Data from: High-throughput identification of informative nuclear loci for shallow-scale phylogenetics and phylogeography

One of the major challenges for researchers studying phylogeography and shallow-scale phylogenetics is the identification of highly-variable and informative nuclear loci for the question of interest. Previous approaches to marker generation have generally required extensive testing of loci of unknown utility from other systems or development of markers from the nearest model organism with genomic resources. Here, we present a fast and economical approach to generating thousands of variable, single-copy nuclear loci for any system using next-generation sequencing. We performed Illumina paired-end sequencing of three reduced-representation libraries (RRLs) in chorus frogs (Pseudacris) to identify orthologous, single-copy loci across libraries and to estimate sequence divergence at multiple taxonomic levels. We also conducted PCR testing of these loci across the genus Pseudacris and outgroups to determine whether loci developed for phylogeography can be extended to deeper phylogenetic levels. Prior to sequencing, we conducted in silico digestion of the most closely-related reference genome (Xenopus tropicalis) to generate expectations for the number of loci and degree of coverage for a particular experimental design. Using the RRL approach, we: (1) identified >100,000 single-copy nuclear loci, 6,339 of which were shared across individuals within species and 904 of which were shared between species, (2) estimated average nuclear sequence divergence at 0.1% between alleles within an individual, 1.1% between conspecific individuals, and 1.8% between species, and (3) determined from PCR testing that 53% of the loci successfully amplify within-species and also many amplify to the genus-level and beyond (16%). Our study effectively identified nuclear loci present in the genome that have levels of sequence divergence on par with mitochondrial markers commonly used in phylogeography. Specifically, we estimated that ~7% of loci in the chorus frog genome are >3% divergent within species; this translates to ~50,000 single-copy loci in the genome with >3% divergence. Moreover, successful amplification of many loci at deeper phylogenetic levels indicates that the RRL approach represents an efficient method for rapid generation of informative markers for both phylogenetics and phylogeography. We conclude by making recommendations for minimizing the cost and maximizing the efficiency of marker development for future studies in this field.

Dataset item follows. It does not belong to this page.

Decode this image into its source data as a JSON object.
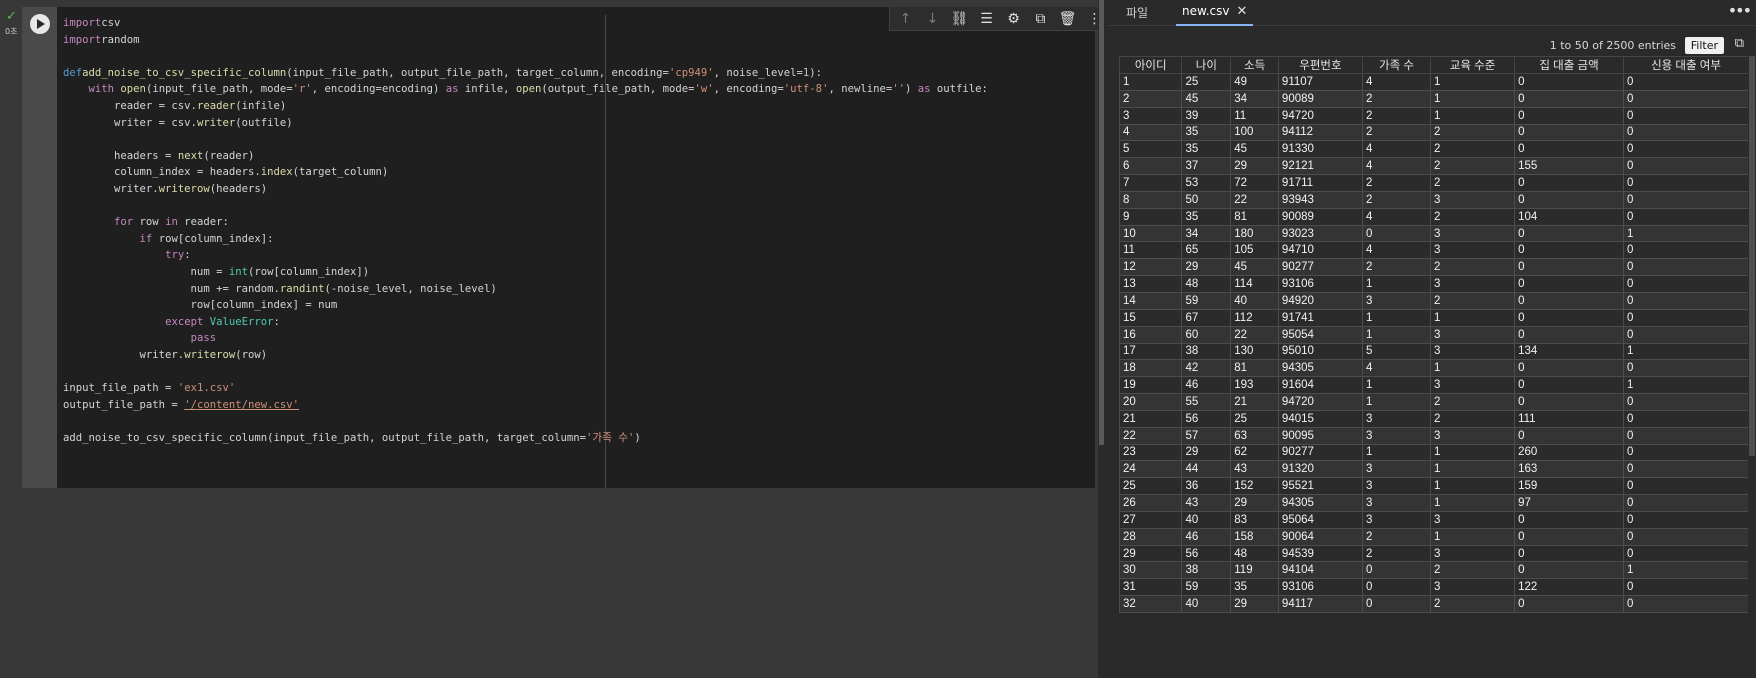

从事系统地理学（phylogeography）与浅尺度系统发育学（shallow-scale phylogenetics）研究的学者所面临的核心难题之一，是针对目标研究问题筛选出高变异且信息丰富的核基因位点。过往的分子标记开发方法，通常需要对其他研究体系中功能未知的基因座进行大量验证，或是从拥有基因组资源的近缘模式生物中开发标记。本研究提出一种快速且经济的方法，可借助下一代测序（next-generation sequencing）为任意研究体系生成数千个变异型单拷贝核基因位点。本研究以拟蝗蛙属（Pseudacris）为研究对象，对3个简化基因组文库（reduced-representation libraries, RRLs）进行Illumina双端测序，以鉴定不同文库间的直系同源单拷贝基因位点，并估算不同分类层级下的序列分歧度。此外，本研究针对拟蝗蛙属及其外类群开展了聚合酶链式反应（polymerase chain reaction, PCR）检测，以验证针对系统地理学开发的基因座能否拓展应用至更深的系统发育层级。测序前，我们对亲缘关系最近的参考基因组——热带爪蟾（Xenopus tropicalis）进行了计算机模拟酶切（in silico digestion），以针对特定实验设计预估基因座数量与覆盖度水平。借助简化基因组文库方法，本研究达成以下成果：(1) 筛选得到超过10万个单拷贝核基因位点，其中6339个在物种内个体间共享，904个在物种间共享；(2) 估算得到平均核序列分歧度：个体内等位基因间为0.1%，同种个体间为1.1%，物种间为1.8%；(3) 通过PCR检测发现，53%的位点可在物种内成功扩增，且有16%的位点可在属级及以上分类层级成功扩增。本研究成功筛选出基因组中序列分歧度与系统地理学研究中常用线粒体标记相当的核基因位点。具体而言，我们估算得到拟蝗蛙属基因组中约7%的基因座在物种内分歧度超过3%，对应基因组内约5万个序列分歧度超过3%的单拷贝核基因位点。此外，多个位点在更深系统发育层级的成功扩增表明，简化基因组文库方法可高效快速地为系统发育学与系统地理学研究生成信息丰富的分子标记。本研究最后针对该领域未来研究中如何降低标记开发成本、提升开发效率提出了相关建议。